Lasso wins Ecuador presidency as Arauz concedes

Guillermo Lasso will take over from beleaguered Lenin Moreno on May 24 and will immediately face an economic crisis exasperated by a 7.8% contraction in GDP in 2020.

Updated - April 12, 2021 10:08 am IST

Published - April 12, 2021 10:05 am IST - Quito

Ecuador President-elect Guillermo Lasso and his wife Maria de Lourdes Alcivar react after the election victory, in Guayaquil, Ecuador on April 11, 2021.

Ecuador President-elect Guillermo Lasso and his wife Maria de Lourdes Alcivar react after the election victory, in Guayaquil, Ecuador on April 11, 2021.

Former banker Guillermo Lasso won Ecuador’s presidential election on April 11 after his socialist opponent Andres Arauz conceded.

Conservative Lasso declared himself president-elect and accepted the “challenge” of changing Ecuador’s “destiny”.

With 93% of votes counted, Mr. Lasso held a lead of almost five percentage points over economist Arauz.

“On May 24 we will assume with responsibility the challenge of changing our country’s destiny and achieving for all Ecuador the opportunities and prosperity we all yearn for,” said Mr. Lasso.

Mr. Arauz, who is best known as the protege of former president Rafael Correa, was magnanimous despite earlier claiming victory following a tight exit poll. “I congratulate him on his electoral triumph today and I will show him our democratic convictions,” said AMr. rauz.

Mr. Lasso had 52.51% of the vote compared to Mr. Arauz’s 47.49% with 93.14% of votes counted, the National Electoral Council said.

Seasoned politician Lasso, 65, has twice before finished second in presidential votes.

Earlier, television stations Ecuavisa and Teleamazonas published the results of the Cedatos exit poll that gave Mr. Lasso almost a 6.5 percentage point lead over Mr. Arauz.

But the stations also said the Clima Social pollsters had indicated the result was a technical draw and thus decided not to publish their figures.

Mr. Arauz’s campaign team used that poll to claim victory by 1.6 percentage points.

“Thank you Ecuador! This is a victory for the Ecuadoran people,” Mr. Arauz said on Twitter. “No one will prevent the course of history.”

‘Social division’

Voting is obligatory, and opinion polls had the rivals neck and neck heading into the election for oil-rich Ecuador’s 13.1 million registered voters to pick a successor to the deeply unpopular Lenin Moreno.

The campaign in the South American country had been dominated by an economic crisis aggravated by the COVID-19 pandemic.

Mr. Arauz, 36, is virtually unknown but topped February’s first round of voting on the back of support from his mentor, Mr. Correa, who led the country from 2007-2017.

He didn’t vote on April 11 because he is still registered in Mexico, where he was studying for a doctorate before deciding to run in the election.

Mr. Lasso, 65, is a third-time presidential candidate having finished second to Mr. Correa in 2013 and Mr. Moreno in 2017.

Many experts billed the election as a battle of “Correism versus anti-Correism” in a country bitterly divided along political lines.

“This social division, that the campaign highlighted, means that the vote to reject Correa effectively goes to Lasso,” said Pablo Romero, an analyst at Salesiana University.

Mr. Correa would have been Mr. Arauz’s running mate but for an eight-year conviction for corruption.

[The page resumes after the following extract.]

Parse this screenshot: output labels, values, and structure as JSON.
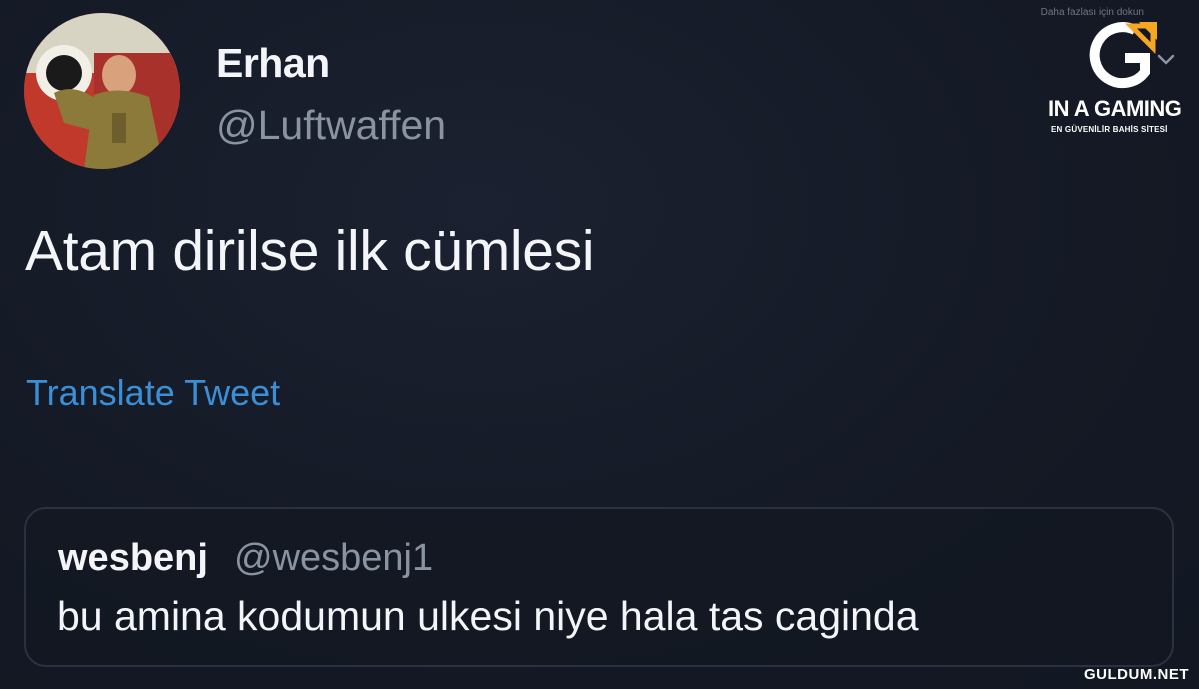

He lives in exile in Belgium, where his wife was born, avoiding his prison sentence. But his influence on Ecuadoran politics remains strong.

Mr. Arauz, the candidate from the Union of Hope coalition, topped the first round with almost 33% of the vote, 13 percentage points ahead of Mr. Lasso, from the Creating Opportunities movement.

‘Permanent tension’

Mr. Lasso will take over from beleaguered Moreno on May 24 and will immediately face an economic crisis exasperated by a 7.8% contraction in GDP in 2020.

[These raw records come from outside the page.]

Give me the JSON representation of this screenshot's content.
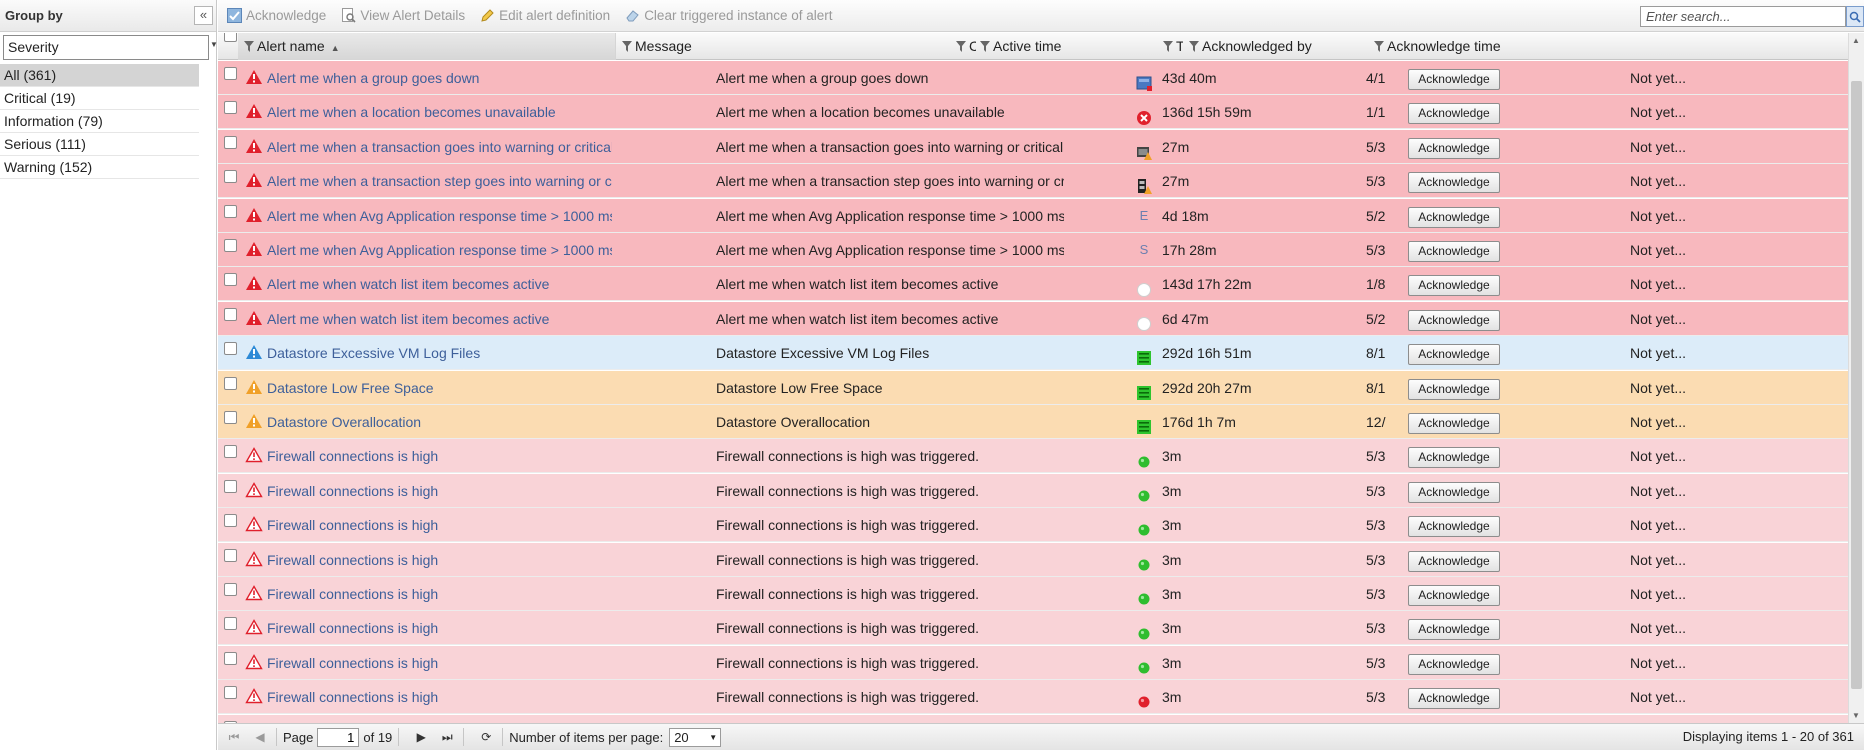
{
  "group_panel": {
    "title": "Group by",
    "collapse_glyph": "«",
    "select_value": "Severity",
    "items": [
      {
        "label": "All (361)",
        "selected": true
      },
      {
        "label": "Critical (19)",
        "selected": false
      },
      {
        "label": "Information (79)",
        "selected": false
      },
      {
        "label": "Serious (111)",
        "selected": false
      },
      {
        "label": "Warning (152)",
        "selected": false
      }
    ]
  },
  "toolbar": {
    "acknowledge": "Acknowledge",
    "view_details": "View Alert Details",
    "edit_definition": "Edit alert definition",
    "clear_triggered": "Clear triggered instance of alert",
    "search_placeholder": "Enter search..."
  },
  "columns": {
    "alert_name": "Alert name",
    "message": "Message",
    "object": "C",
    "active_time": "Active time",
    "count": "T",
    "ack_by": "Acknowledged by",
    "ack_time": "Acknowledge time"
  },
  "rows": [
    {
      "severity": "critical",
      "name": "Alert me when a group goes down",
      "message": "Alert me when a group goes down",
      "object_icon": "group-icon",
      "active": "43d 40m",
      "count": "4/1",
      "ack_label": "Acknowledge",
      "ack_time": "Not yet..."
    },
    {
      "severity": "critical",
      "name": "Alert me when a location becomes unavailable",
      "message": "Alert me when a location becomes unavailable",
      "object_icon": "error-circle-icon",
      "active": "136d 15h 59m",
      "count": "1/1",
      "ack_label": "Acknowledge",
      "ack_time": "Not yet..."
    },
    {
      "severity": "critical",
      "name": "Alert me when a transaction goes into warning or critical state",
      "message": "Alert me when a transaction goes into warning or critical state",
      "object_icon": "transaction-warning-icon",
      "active": "27m",
      "count": "5/3",
      "ack_label": "Acknowledge",
      "ack_time": "Not yet..."
    },
    {
      "severity": "critical",
      "name": "Alert me when a transaction step goes into warning or critical state",
      "message": "Alert me when a transaction step goes into warning or critical state",
      "object_icon": "transaction-step-icon",
      "active": "27m",
      "count": "5/3",
      "ack_label": "Acknowledge",
      "ack_time": "Not yet..."
    },
    {
      "severity": "critical",
      "name": "Alert me when Avg Application response time > 1000 ms",
      "message": "Alert me when Avg Application response time > 1000 ms",
      "object_icon": "letter-e-icon",
      "object_letter": "E",
      "active": "4d 18m",
      "count": "5/2",
      "ack_label": "Acknowledge",
      "ack_time": "Not yet..."
    },
    {
      "severity": "critical",
      "name": "Alert me when Avg Application response time > 1000 ms",
      "message": "Alert me when Avg Application response time > 1000 ms",
      "object_icon": "letter-s-icon",
      "object_letter": "S",
      "active": "17h 28m",
      "count": "5/3",
      "ack_label": "Acknowledge",
      "ack_time": "Not yet..."
    },
    {
      "severity": "critical",
      "name": "Alert me when watch list item becomes active",
      "message": "Alert me when watch list item becomes active",
      "object_icon": "white-circle-icon",
      "active": "143d 17h 22m",
      "count": "1/8",
      "ack_label": "Acknowledge",
      "ack_time": "Not yet..."
    },
    {
      "severity": "critical",
      "name": "Alert me when watch list item becomes active",
      "message": "Alert me when watch list item becomes active",
      "object_icon": "white-circle-icon",
      "active": "6d 47m",
      "count": "5/2",
      "ack_label": "Acknowledge",
      "ack_time": "Not yet..."
    },
    {
      "severity": "info",
      "name": "Datastore Excessive VM Log Files",
      "message": "Datastore Excessive VM Log Files",
      "object_icon": "datastore-icon",
      "active": "292d 16h 51m",
      "count": "8/1",
      "ack_label": "Acknowledge",
      "ack_time": "Not yet..."
    },
    {
      "severity": "warning",
      "name": "Datastore Low Free Space",
      "message": "Datastore Low Free Space",
      "object_icon": "datastore-icon",
      "active": "292d 20h 27m",
      "count": "8/1",
      "ack_label": "Acknowledge",
      "ack_time": "Not yet..."
    },
    {
      "severity": "warning",
      "name": "Datastore Overallocation",
      "message": "Datastore Overallocation",
      "object_icon": "datastore-icon",
      "active": "176d 1h 7m",
      "count": "12/",
      "ack_label": "Acknowledge",
      "ack_time": "Not yet..."
    },
    {
      "severity": "serious",
      "name": "Firewall connections is high",
      "message": "Firewall connections is high was triggered.",
      "object_icon": "green-dot-icon",
      "active": "3m",
      "count": "5/3",
      "ack_label": "Acknowledge",
      "ack_time": "Not yet..."
    },
    {
      "severity": "serious",
      "name": "Firewall connections is high",
      "message": "Firewall connections is high was triggered.",
      "object_icon": "green-dot-icon",
      "active": "3m",
      "count": "5/3",
      "ack_label": "Acknowledge",
      "ack_time": "Not yet..."
    },
    {
      "severity": "serious",
      "name": "Firewall connections is high",
      "message": "Firewall connections is high was triggered.",
      "object_icon": "green-dot-icon",
      "active": "3m",
      "count": "5/3",
      "ack_label": "Acknowledge",
      "ack_time": "Not yet..."
    },
    {
      "severity": "serious",
      "name": "Firewall connections is high",
      "message": "Firewall connections is high was triggered.",
      "object_icon": "green-dot-icon",
      "active": "3m",
      "count": "5/3",
      "ack_label": "Acknowledge",
      "ack_time": "Not yet..."
    },
    {
      "severity": "serious",
      "name": "Firewall connections is high",
      "message": "Firewall connections is high was triggered.",
      "object_icon": "green-dot-icon",
      "active": "3m",
      "count": "5/3",
      "ack_label": "Acknowledge",
      "ack_time": "Not yet..."
    },
    {
      "severity": "serious",
      "name": "Firewall connections is high",
      "message": "Firewall connections is high was triggered.",
      "object_icon": "green-dot-icon",
      "active": "3m",
      "count": "5/3",
      "ack_label": "Acknowledge",
      "ack_time": "Not yet..."
    },
    {
      "severity": "serious",
      "name": "Firewall connections is high",
      "message": "Firewall connections is high was triggered.",
      "object_icon": "green-dot-icon",
      "active": "3m",
      "count": "5/3",
      "ack_label": "Acknowledge",
      "ack_time": "Not yet..."
    },
    {
      "severity": "serious",
      "name": "Firewall connections is high",
      "message": "Firewall connections is high was triggered.",
      "object_icon": "red-dot-icon",
      "active": "3m",
      "count": "5/3",
      "ack_label": "Acknowledge",
      "ack_time": "Not yet..."
    },
    {
      "severity": "serious",
      "name": "Firewall connections is high",
      "message": "Firewall connections is high was triggered.",
      "object_icon": "green-dot-icon",
      "active": "3m",
      "count": "5/3",
      "ack_label": "Acknowledge",
      "ack_time": "Not yet..."
    }
  ],
  "pager": {
    "page_label": "Page",
    "page_value": "1",
    "of_label": "of 19",
    "items_per_page_label": "Number of items per page:",
    "items_per_page": "20",
    "display_text": "Displaying items 1 - 20 of 361"
  },
  "colors": {
    "critical_row": "#f8b8be",
    "info_row": "#dcecf9",
    "warning_row": "#fbdcb2",
    "serious_row": "#f9d3d7",
    "link": "#3d5f9a"
  }
}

Overall debt is almost $64 billion — 63% of GDP — of which $45 billion is external debt.

At the same time, the country has been hard-hit by the pandemic, with hospitals overwhelmed by more than 3,40,000 coronavirus infections and more than 17,000 deaths.

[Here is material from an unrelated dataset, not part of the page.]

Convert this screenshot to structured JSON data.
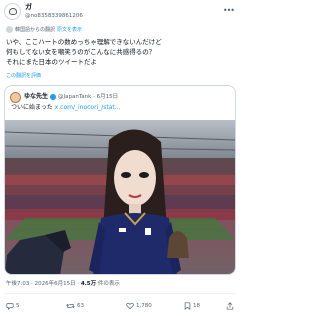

Mr. Lasso also faces a tough job during his four-year term with Mr. Arauz’s leftist coalition the largest party in parliament.

“There will be permanent tension with the executive. There’s almost no chance of the reforms the country needs,” said Mr. Romero.

Mr. Lasso scraped into the run-off by less than half a percentage point ahead of indigenous candidate Yaku Perez, who contested the result and claimed to have been the victim of fraud.

Socialist Perez, whose Pachakutik indigenous movement is the second-largest bloc in the legislature, picked up more than 19% of the vote in the first round.

Pachakutik refused to back either candidate in the second round and promoted blank votes.

Mr. Perez publicly annulled his own vote writing “Yaku president resistence” on his ballot.

Around 16% of votes were invalid, up from 9.55% in the first round.